FIRST EDITION. 4to, pp. (xii) 563 (i), +6 A-2L8 2M10. Italic letter, a little Roman. Woodcut printer’s device on title-page. A snake wreathed in a flame biting the index finger of God’s right hand descending from a cloud, with motto “così a ciascun nocente / sì come qui al serpente” that is: “[going against God’s will] may be harmful to anyone [who does so] / in the same way as it is shown here to be harmful to the snake”). Historiated initials, head- and tailpieces. T-p little soiled, text block lightly and evenly yellowed throughout because of long exposure to damp, visible unstained areas to the head of some leaves. Notwithstanding, this copy is clean and crisp. In modern half red morocco, boards covered in marbled paper, gilt label to spine.

 

This work on rhetoric was first published in the same year by Giolito de’ Ferrari in Venice. Bartolomeo “Baccio” Cavalcanti (1503-62) was a Florentine diplomat, humanist, and philologist, who made acquaintance with Machiavelli during his youth. Baccio fully embraced Machiavelli’s political thought, which was informed by republican ideas of classical origins. A very pragmatical philosophy shaped Baccio’s political views, which appeared frustrated by the troublesome international politics of his age. Invasions, wars, and upheavals tormented the Italian states repeatedly, which were powerless and at the mercy of the great European monarchies.

 

‘La Retorica’ was Baccio’s most successful work.

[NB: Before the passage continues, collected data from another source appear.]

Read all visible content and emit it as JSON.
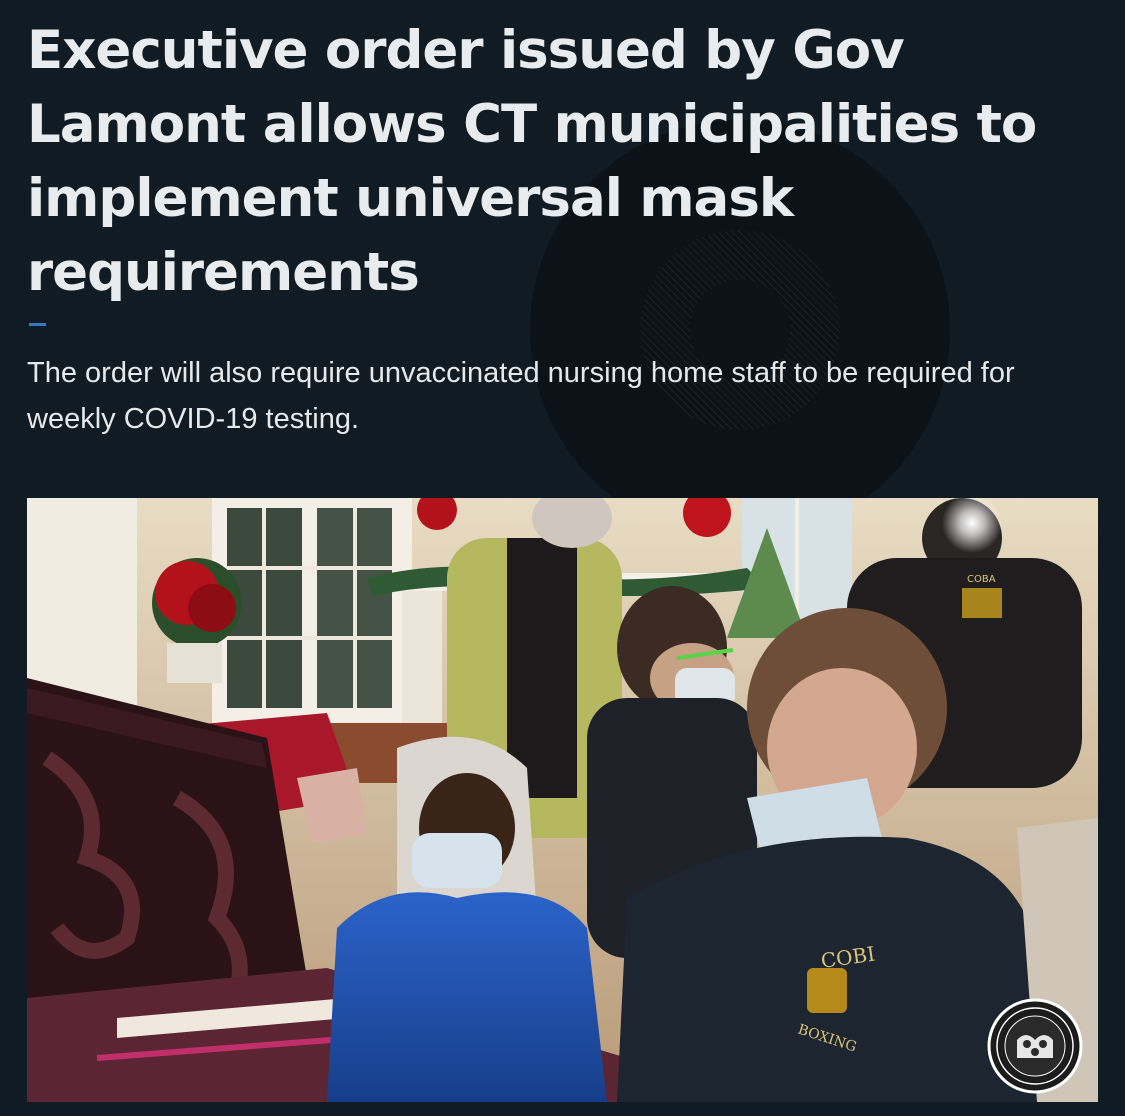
{
  "article": {
    "headline": "Executive order issued by Gov Lamont allows CT municipalities to implement universal mask requirements",
    "dek": "The order will also require unvaccinated nursing home staff to be required for weekly COVID-19 testing."
  },
  "photo": {
    "jacket_text_1": "COBI",
    "jacket_text_2": "BOXING",
    "jacket_text_3": "COBA"
  },
  "colors": {
    "background": "#111b23",
    "headline": "#e9ecee",
    "accent": "#2f79c7"
  }
}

He started to compose this work during his exile from Florence, while staying between the Estense court of Ferrara and the Studium of Padua. Along with other eminent Florentines, Baccio was forced into exile because of the internal strife of the city between supporters of the republic, on one hand; and the ducal party backing the rule of de’ Medici family, on the other. The writer started this long undertaking in the early 1540s. ‘La Retorica’ is dedicated to his patron, Cardinal Ippolito II d’Este, who strongly advised him to endeavour in a translation of Aristotle’s Rhetoric or to write a new book on rhetoric altogether. Baccio’s choice fell on the latter option, focusing on the debate about whether dialectic and rhetoric could coincide. Angelo Politian already discussed this issue from an aesthetic point of view. Unlike the Venetian scholars of the University of Padua, Baccio Cavalcanti considers rhetoric a crucial ornament of language. All governors and politicians should practice this art, which should be made essentially for the education of those who run the state. Therefore, the classical tradition must be studied by diplomats and official spokesmen, whose main role is to persuade or dissuade from taking action.